The defeat was the biggest yet for ISIL three years since it seized Mosul in a lightning offensive, swept across much of the country's Sunni
Arab heartland and proclaimed a "caliphate" straddling Iraq and Syria.
The Iraqi forces launched their campaign to recapture Mosul in October, and since then ISIL has gone from holding the entire city to being trapped between security forces and the Tigris River on its western side.
Backed by a ferocious aerial bombing campaign by a U.S.-led international coalition, the offensive has turned much of the city to rubble and forced tens of thousands of people to flee.
Diehard jihadists have been putting up fierce resistance in recent days, but their efforts to keep the Iraqi troops at bay look to be coming to an end.
"An announcement is imminent," Brigadier General Robert Sofge told AFP by phone.
"I don't want to speculate if it's today or tomorrow but I think it's going to be very soon," he added.
The jihadists that remain in Mosul are fighting to the death in a tiny area of just two blocks of the Old City next to the Tigris, Sofge said, and those that remain are "desperate".
The general said some jihadists were trying to blend in with fleeing civilians by shaving their beards and changing their clothes, others were playing dead then detonating explosive vests as Iraqi forces close in.

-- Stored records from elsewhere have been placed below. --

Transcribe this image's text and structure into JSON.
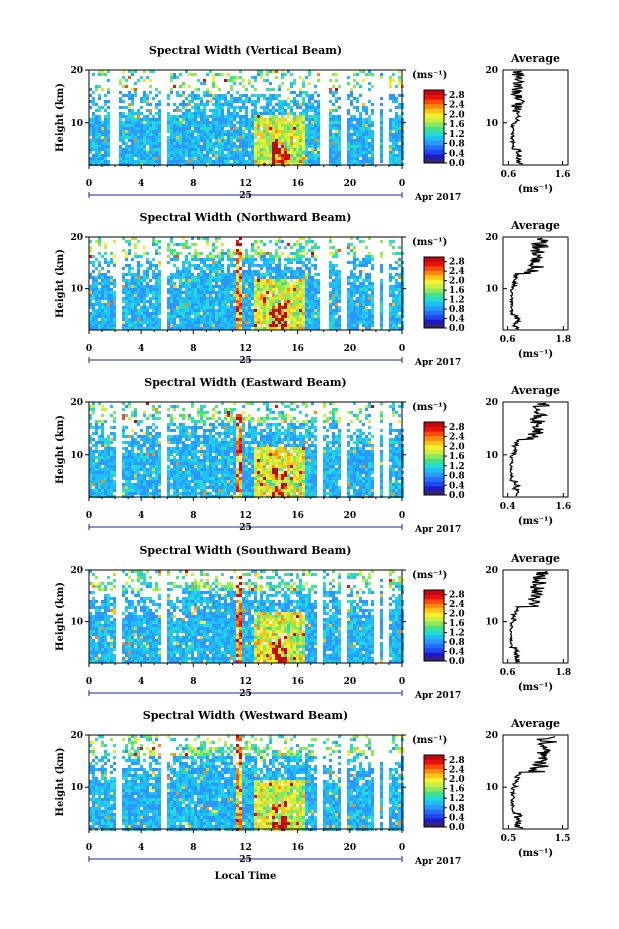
{
  "colors": {
    "colorbar": [
      "#3a2470",
      "#1b1bc8",
      "#1f46ef",
      "#2170ff",
      "#2a98ff",
      "#1cc0f7",
      "#26dcd0",
      "#43e08e",
      "#8ae85c",
      "#c8f040",
      "#f8f02c",
      "#ffc21a",
      "#ff8a10",
      "#ff4a0c",
      "#e8100c",
      "#c00a10"
    ],
    "rect_blue": "#2d4fd8",
    "line": "#000000"
  },
  "chart_data": [
    {
      "type": "heatmap",
      "title": "Spectral Width (Vertical Beam)",
      "ylabel": "Height (km)",
      "xticks": [
        "0",
        "4",
        "8",
        "12",
        "16",
        "20",
        "0"
      ],
      "date_label": "25",
      "month_label": "Apr 2017",
      "ylim": [
        2,
        20
      ],
      "yticks": [
        "20",
        "10"
      ],
      "colorbar": {
        "unit": "(ms⁻¹)",
        "ticks": [
          "2.8",
          "2.4",
          "2.0",
          "1.6",
          "1.2",
          "0.8",
          "0.4",
          "0.0"
        ],
        "range": [
          0,
          3.0
        ]
      },
      "average": {
        "title": "Average",
        "xlabel": "(ms⁻¹)",
        "xticks": [
          "0.6",
          "1.6"
        ],
        "yticks": [
          "20",
          "10"
        ],
        "xlim": [
          0.5,
          1.7
        ]
      }
    },
    {
      "type": "heatmap",
      "title": "Spectral Width (Northward Beam)",
      "ylabel": "Height (km)",
      "xticks": [
        "0",
        "4",
        "8",
        "12",
        "16",
        "20",
        "0"
      ],
      "date_label": "25",
      "month_label": "Apr 2017",
      "ylim": [
        2,
        20
      ],
      "yticks": [
        "20",
        "10"
      ],
      "colorbar": {
        "unit": "(ms⁻¹)",
        "ticks": [
          "2.8",
          "2.4",
          "2.0",
          "1.6",
          "1.2",
          "0.8",
          "0.4",
          "0.0"
        ],
        "range": [
          0,
          3.0
        ]
      },
      "average": {
        "title": "Average",
        "xlabel": "(ms⁻¹)",
        "xticks": [
          "0.6",
          "1.8"
        ],
        "yticks": [
          "20",
          "10"
        ],
        "xlim": [
          0.5,
          1.9
        ]
      }
    },
    {
      "type": "heatmap",
      "title": "Spectral Width (Eastward Beam)",
      "ylabel": "Height (km)",
      "xticks": [
        "0",
        "4",
        "8",
        "12",
        "16",
        "20",
        "0"
      ],
      "date_label": "25",
      "month_label": "Apr 2017",
      "ylim": [
        2,
        20
      ],
      "yticks": [
        "20",
        "10"
      ],
      "colorbar": {
        "unit": "(ms⁻¹)",
        "ticks": [
          "2.8",
          "2.4",
          "2.0",
          "1.6",
          "1.2",
          "0.8",
          "0.4",
          "0.0"
        ],
        "range": [
          0,
          3.0
        ]
      },
      "average": {
        "title": "Average",
        "xlabel": "(ms⁻¹)",
        "xticks": [
          "0.4",
          "1.6"
        ],
        "yticks": [
          "20",
          "10"
        ],
        "xlim": [
          0.3,
          1.7
        ]
      }
    },
    {
      "type": "heatmap",
      "title": "Spectral Width (Southward Beam)",
      "ylabel": "Height (km)",
      "xticks": [
        "0",
        "4",
        "8",
        "12",
        "16",
        "20",
        "0"
      ],
      "date_label": "25",
      "month_label": "Apr 2017",
      "ylim": [
        2,
        20
      ],
      "yticks": [
        "20",
        "10"
      ],
      "colorbar": {
        "unit": "(ms⁻¹)",
        "ticks": [
          "2.8",
          "2.4",
          "2.0",
          "1.6",
          "1.2",
          "0.8",
          "0.4",
          "0.0"
        ],
        "range": [
          0,
          3.0
        ]
      },
      "average": {
        "title": "Average",
        "xlabel": "(ms⁻¹)",
        "xticks": [
          "0.6",
          "1.8"
        ],
        "yticks": [
          "20",
          "10"
        ],
        "xlim": [
          0.5,
          1.9
        ]
      }
    },
    {
      "type": "heatmap",
      "title": "Spectral Width (Westward Beam)",
      "ylabel": "Height (km)",
      "xticks": [
        "0",
        "4",
        "8",
        "12",
        "16",
        "20",
        "0"
      ],
      "date_label": "25",
      "month_label": "Apr 2017",
      "xlabel": "Local Time",
      "ylim": [
        2,
        20
      ],
      "yticks": [
        "20",
        "10"
      ],
      "colorbar": {
        "unit": "(ms⁻¹)",
        "ticks": [
          "2.8",
          "2.4",
          "2.0",
          "1.6",
          "1.2",
          "0.8",
          "0.4",
          "0.0"
        ],
        "range": [
          0,
          3.0
        ]
      },
      "average": {
        "title": "Average",
        "xlabel": "(ms⁻¹)",
        "xticks": [
          "0.5",
          "1.5"
        ],
        "yticks": [
          "20",
          "10"
        ],
        "xlim": [
          0.4,
          1.6
        ]
      }
    }
  ]
}
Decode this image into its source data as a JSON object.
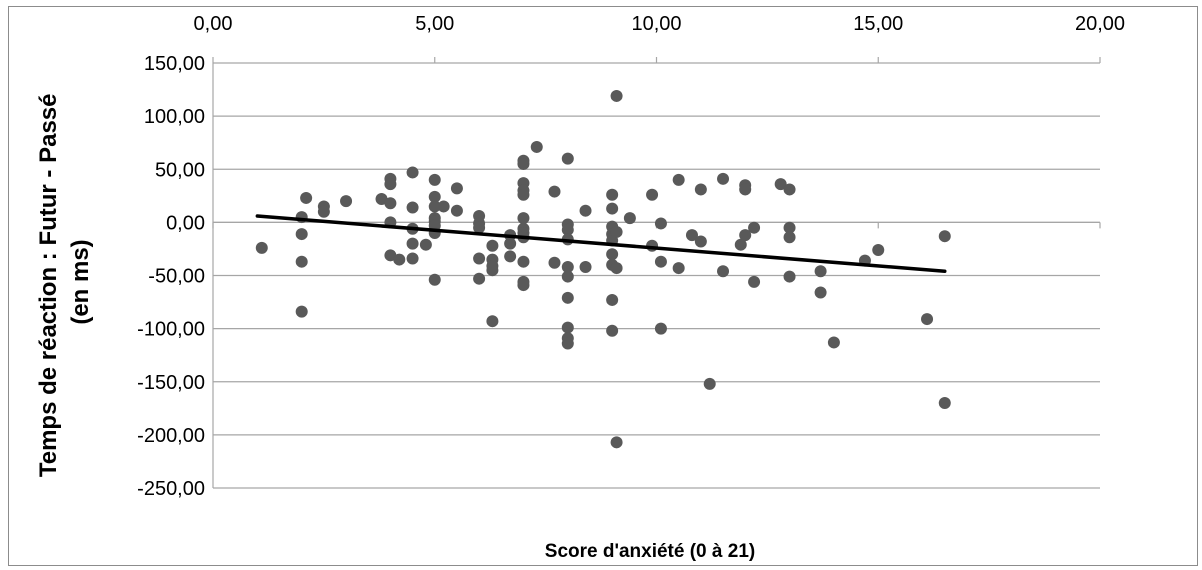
{
  "chart_data": {
    "type": "scatter",
    "title": "",
    "xlabel": "Score d'anxiété (0 à 21)",
    "ylabel_lines": [
      "Temps de réaction : Futur - Passé",
      "(en ms)"
    ],
    "xlim": [
      0,
      20
    ],
    "ylim": [
      -250,
      150
    ],
    "x_ticks": [
      0,
      5,
      10,
      15,
      20
    ],
    "x_tick_labels": [
      "0,00",
      "5,00",
      "10,00",
      "15,00",
      "20,00"
    ],
    "y_ticks": [
      150,
      100,
      50,
      0,
      -50,
      -100,
      -150,
      -200,
      -250
    ],
    "y_tick_labels": [
      "150,00",
      "100,00",
      "50,00",
      "0,00",
      "-50,00",
      "-100,00",
      "-150,00",
      "-200,00",
      "-250,00"
    ],
    "x_axis_position": "top",
    "grid": "horizontal",
    "legend": "none",
    "colors": {
      "points": "#595959",
      "trendline": "#000000",
      "grid": "#a6a6a6"
    },
    "trendline": {
      "x": [
        1,
        16.5
      ],
      "y": [
        6,
        -46
      ]
    },
    "points": [
      [
        1.1,
        -24
      ],
      [
        2,
        5
      ],
      [
        2,
        -11
      ],
      [
        2,
        -37
      ],
      [
        2,
        -84
      ],
      [
        2.1,
        23
      ],
      [
        2.5,
        15
      ],
      [
        2.5,
        10
      ],
      [
        3,
        20
      ],
      [
        3.8,
        22
      ],
      [
        4,
        41
      ],
      [
        4,
        36
      ],
      [
        4,
        18
      ],
      [
        4,
        0
      ],
      [
        4,
        -31
      ],
      [
        4.2,
        -35
      ],
      [
        4.5,
        47
      ],
      [
        4.5,
        14
      ],
      [
        4.5,
        -6
      ],
      [
        4.5,
        -20
      ],
      [
        4.5,
        -34
      ],
      [
        4.8,
        -21
      ],
      [
        5,
        40
      ],
      [
        5,
        24
      ],
      [
        5,
        15
      ],
      [
        5,
        4
      ],
      [
        5,
        1
      ],
      [
        5,
        -3
      ],
      [
        5,
        -10
      ],
      [
        5,
        -54
      ],
      [
        5.2,
        15
      ],
      [
        5.5,
        32
      ],
      [
        5.5,
        11
      ],
      [
        6,
        6
      ],
      [
        6,
        -1
      ],
      [
        6,
        -5
      ],
      [
        6,
        -34
      ],
      [
        6,
        -53
      ],
      [
        6.3,
        -22
      ],
      [
        6.3,
        -35
      ],
      [
        6.3,
        -41
      ],
      [
        6.3,
        -45
      ],
      [
        6.3,
        -93
      ],
      [
        6.7,
        -12
      ],
      [
        6.7,
        -20
      ],
      [
        6.7,
        -32
      ],
      [
        7,
        58
      ],
      [
        7,
        55
      ],
      [
        7,
        37
      ],
      [
        7,
        30
      ],
      [
        7,
        26
      ],
      [
        7,
        4
      ],
      [
        7,
        -6
      ],
      [
        7,
        -10
      ],
      [
        7,
        -14
      ],
      [
        7,
        -37
      ],
      [
        7,
        -56
      ],
      [
        7,
        -59
      ],
      [
        7.3,
        71
      ],
      [
        7.7,
        29
      ],
      [
        7.7,
        -38
      ],
      [
        8,
        60
      ],
      [
        8,
        -2
      ],
      [
        8,
        -7
      ],
      [
        8,
        -16
      ],
      [
        8,
        -42
      ],
      [
        8,
        -51
      ],
      [
        8,
        -71
      ],
      [
        8,
        -99
      ],
      [
        8,
        -109
      ],
      [
        8,
        -114
      ],
      [
        8.4,
        11
      ],
      [
        8.4,
        -42
      ],
      [
        9,
        26
      ],
      [
        9,
        13
      ],
      [
        9,
        -4
      ],
      [
        9,
        -11
      ],
      [
        9,
        -17
      ],
      [
        9,
        -30
      ],
      [
        9,
        -40
      ],
      [
        9,
        -73
      ],
      [
        9,
        -102
      ],
      [
        9.1,
        119
      ],
      [
        9.1,
        -9
      ],
      [
        9.1,
        -43
      ],
      [
        9.1,
        -207
      ],
      [
        9.4,
        4
      ],
      [
        9.9,
        26
      ],
      [
        9.9,
        -22
      ],
      [
        10.1,
        -1
      ],
      [
        10.1,
        -37
      ],
      [
        10.1,
        -100
      ],
      [
        10.5,
        40
      ],
      [
        10.5,
        -43
      ],
      [
        10.8,
        -12
      ],
      [
        11,
        31
      ],
      [
        11,
        -18
      ],
      [
        11.2,
        -152
      ],
      [
        11.5,
        41
      ],
      [
        11.5,
        -46
      ],
      [
        11.9,
        -21
      ],
      [
        12,
        35
      ],
      [
        12,
        31
      ],
      [
        12,
        -12
      ],
      [
        12.2,
        -5
      ],
      [
        12.2,
        -56
      ],
      [
        12.8,
        36
      ],
      [
        13,
        31
      ],
      [
        13,
        -5
      ],
      [
        13,
        -14
      ],
      [
        13,
        -51
      ],
      [
        13.7,
        -46
      ],
      [
        13.7,
        -66
      ],
      [
        14,
        -113
      ],
      [
        14.7,
        -36
      ],
      [
        15,
        -26
      ],
      [
        16.1,
        -91
      ],
      [
        16.5,
        -13
      ],
      [
        16.5,
        -170
      ]
    ]
  }
}
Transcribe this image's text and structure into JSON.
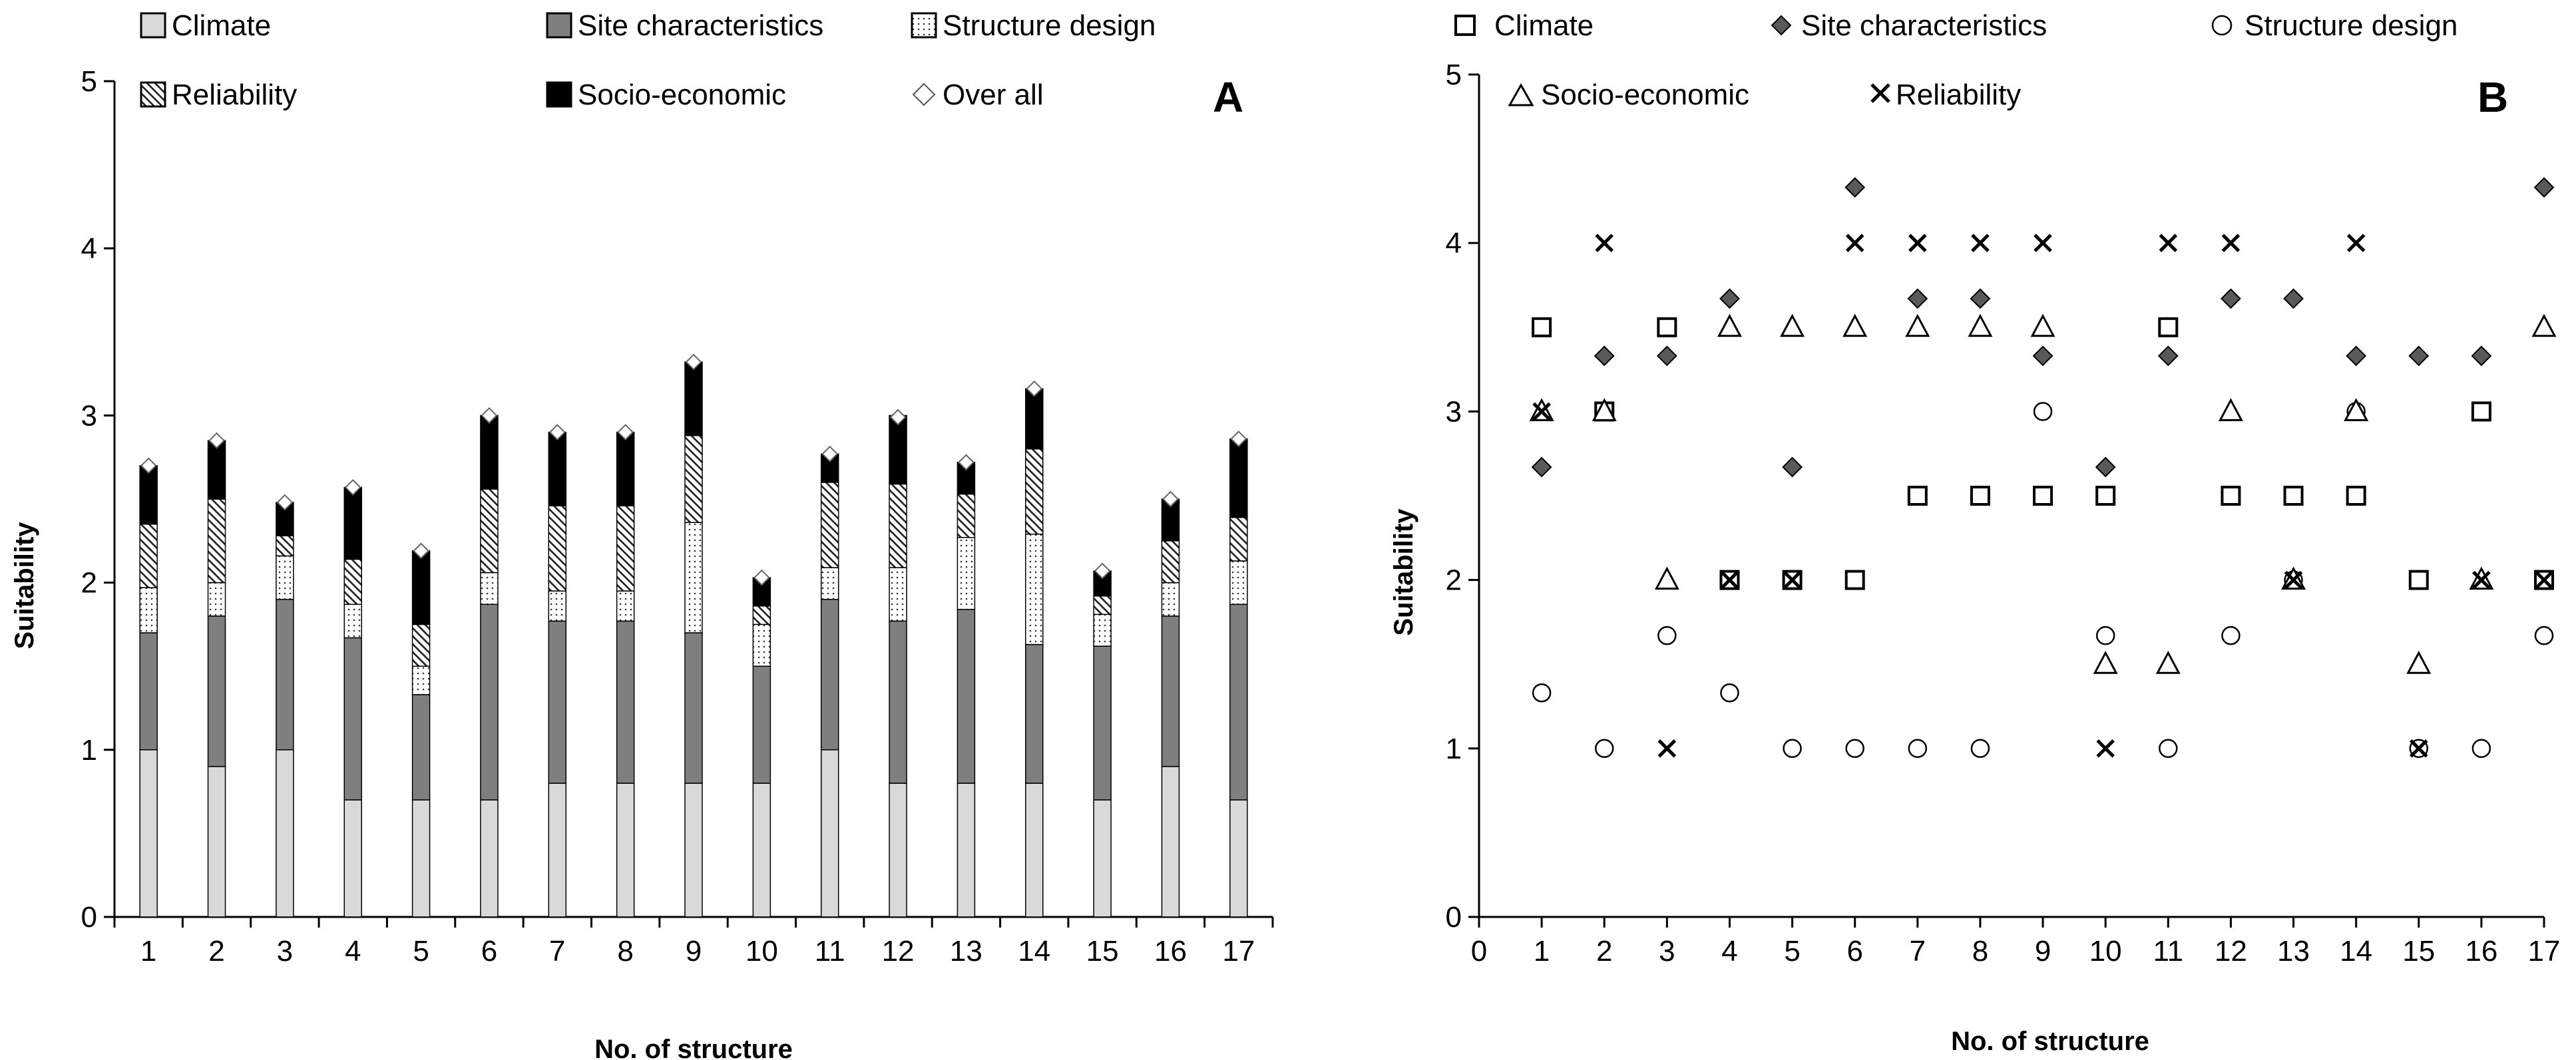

Women had blown themselves up amid throngs of displaced civilians.
"They are doing as much damage as they can during these final moves," Sofge said.
Iraq's Counter-Terrorism Service, which has spearheaded the assault, said the jihadists now only held a band of territory 100-150 meters deep and 300 metres wide.
"The end of the battle is near, I would say two days, but it could go on," said CTS commander Abdel Ghani al-Assadi.
The battle for Mosul first began on October 17, 2016 and the fight grew tougher when Iraqi forces entered the warren of narrow alleys in the densely populated Old City.